Project Summary Sepsis is a leading cause of death in critical care units. The long-term goal of my research is to understand the mechanisms of sepsis-induced multi-organ failure and to identify potential new therapeutic opportunities for this devastating clinical condition. Studies proposed in this application are designed to elucidate novel pathological functions of a mitochondrial metabolism regulatory kinase, pyruvate dehydrogenase kinase 4 (PDK4), in sepsis-induced cardiomyopathy using preclinical models. Previous studies showed that energy deficiency due to metabolic inflexibility is tightly associated with adverse outcomes in sepsis. Ongoing investigation in my lab obtained exciting preliminary evidence suggesting that overstimulation of PDK4 is a key causative factor for myocardial metabolic inflexibility in sepsis, and the underlying mechanism may involve causing impairments at mitochondria-associated membranes (MAMs), a previously unknown signal of PDK4. We also found that cardiac specific ablation of PDK4 is cardiac protective, suggesting that PDK4 is a promising therapeutic target for sepsis. This exploratory project is to test the hypothesis that, during sepsis, PDK4 triggers metabolic inflexibility via pathological injuries at MAMs, leading to an insufficient, maladaptive autophagy and overwhelming inflammation in the heart. Using both gain-of- function and loss-of-function approaches in vitro and in vivo, we will examine whether PDK4 induces functional deficiency and structural damage in MAMs, which in turn produce dysfunctional mitochondria and initiate metabolic inflexibility in septic hearts (aim 1). Further, we will address the roles of PDK4 in cardiac autophagy and inflammation in sepsis by interrogating its regulation in the inhibition of autophagy, production of cytokines, activation of inflammatory factors, and infiltration of immune cells in myocardium (aim 2). Together, this investigation is expected not only to advance the fundamental understanding of sepsis pathology but also to evaluate whether blockage of PDK4 improves cardiac outcomes in sepsis, laying a scientific foundation for future development of novel therapies.

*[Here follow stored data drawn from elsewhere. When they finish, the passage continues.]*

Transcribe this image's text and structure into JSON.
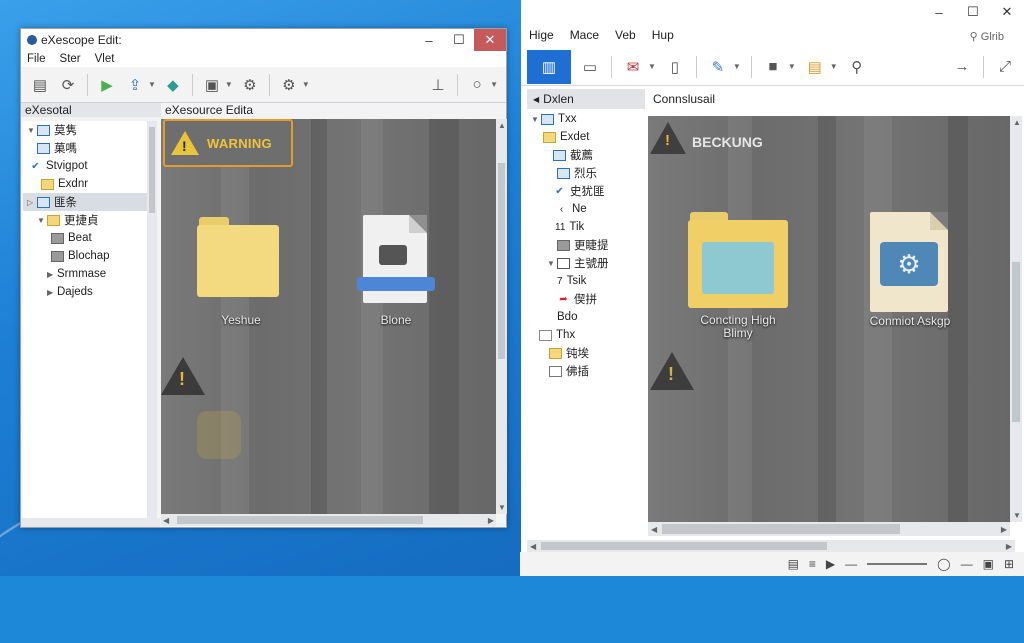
{
  "left_window": {
    "title": "eXescope Edit:",
    "menu": [
      "File",
      "Ster",
      "Vlet"
    ],
    "tree_header": "eXesotal",
    "content_header": "eXesource Edita",
    "tree": [
      {
        "label": "莫隽",
        "icon": "folder-blue-icon"
      },
      {
        "label": "菓嗎",
        "icon": "blue-box-icon"
      },
      {
        "label": "Stvigpot",
        "icon": "check-icon"
      },
      {
        "label": "Exdnr",
        "icon": "folder-icon"
      },
      {
        "label": "匪条",
        "icon": "blue-box-icon"
      },
      {
        "label": "更捷貞",
        "icon": "folder-icon"
      },
      {
        "label": "Beat",
        "icon": "gray-box-icon"
      },
      {
        "label": "Blochap",
        "icon": "gray-box-icon"
      },
      {
        "label": "Srmmase",
        "icon": "none"
      },
      {
        "label": "Dajeds",
        "icon": "none"
      }
    ],
    "warning_label": "WARNING",
    "folder_label": "Yeshue",
    "file_label": "Blone"
  },
  "right_window": {
    "menu": [
      "Hige",
      "Mace",
      "Veb",
      "Hup"
    ],
    "search_placeholder": "Glrib",
    "tree_header": "Dxlen",
    "content_header": "Connslusail",
    "tree": [
      {
        "label": "Txx",
        "icon": "blue-box-icon"
      },
      {
        "label": "Exdet",
        "icon": "folder-icon"
      },
      {
        "label": "截薦",
        "icon": "blue-box-icon"
      },
      {
        "label": "烈乐",
        "icon": "blue-box-icon"
      },
      {
        "label": "史犹匪",
        "icon": "check-icon"
      },
      {
        "label": "Ne",
        "icon": "chevron-left-icon"
      },
      {
        "label": "Tik",
        "icon": "number-11-icon"
      },
      {
        "label": "更睫提",
        "icon": "gray-box-icon"
      },
      {
        "label": "主號册",
        "icon": "box-icon"
      },
      {
        "label": "Tsik",
        "icon": "number-7-icon"
      },
      {
        "label": "偰拼",
        "icon": "red-arrow-icon"
      },
      {
        "label": "Bdo",
        "icon": "none"
      },
      {
        "label": "Thx",
        "icon": "folder-icon"
      },
      {
        "label": "钝埃",
        "icon": "folder-icon"
      },
      {
        "label": "佛插",
        "icon": "doc-icon"
      }
    ],
    "warning_label": "BECKUNG",
    "folder_label": "Concting High Blimy",
    "file_label": "Conmiot Askgp"
  }
}
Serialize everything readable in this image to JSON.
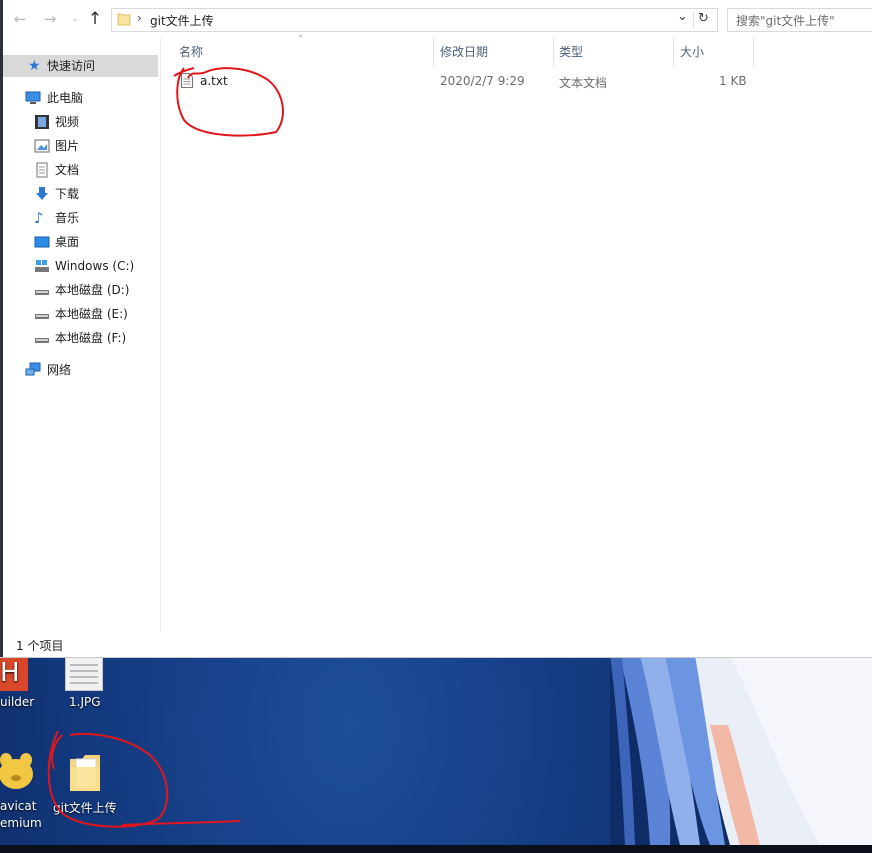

项目摘要 脓毒症是重症监护病房的主要死亡原因。我的长期目标是 研究的目的是了解脓毒症引起的多器官衰竭的机制， 为这种毁灭性的临床病症确定潜在的新治疗机会。 本申请中提出的研究旨在阐明新的病理学 线粒体代谢调节激酶丙酮酸脱氢酶的功能 使用临床前模型研究脓毒症诱导的心肌病中的激酶4（PDK 4）。 以前的研究表明，由于代谢能力不足， 与脓毒症的不良结局相关。我实验室正在进行的调查 令人兴奋的初步证据表明，PDK 4的过度刺激是一个关键的致病因素， 脓毒症心肌代谢稳定性的因素，其潜在机制可能 涉及引起与乳腺癌相关的膜（MAMs）的损伤， 之前未知的PDK 4信号我们还发现，心脏特异性消融 PDK 4具有心脏保护作用，这表明PDK 4是一个有前途的治疗靶点， 败血症这个探索性的项目是为了检验假设，在脓毒症期间，PDK 4 通过MAMs的病理损伤触发代谢能力，导致不充分的， 适应不良的自噬和严重的心脏炎症。使用增益- 功能和功能丧失的方法在体外和体内，我们将研究是否 PDK 4诱导MAMs中的功能缺陷和结构损伤，这反过来 在脓毒症心脏中产生功能失调的线粒体并启动代谢能力 (aim 1）。此外，我们将讨论PDK 4在心脏自噬中的作用， 脓毒症中的炎症通过询问其在抑制自噬中的调节， 细胞因子的产生、炎症因子的活化和免疫细胞因子的浸润。 心肌细胞（aim 2）。总之，这项调查预计不仅将推动 对脓毒症病理学的基本理解，同时也评估是否 阻断PDK 4可改善脓毒症患者的心脏结局，为以下方面奠定科学基础 新疗法的未来发展。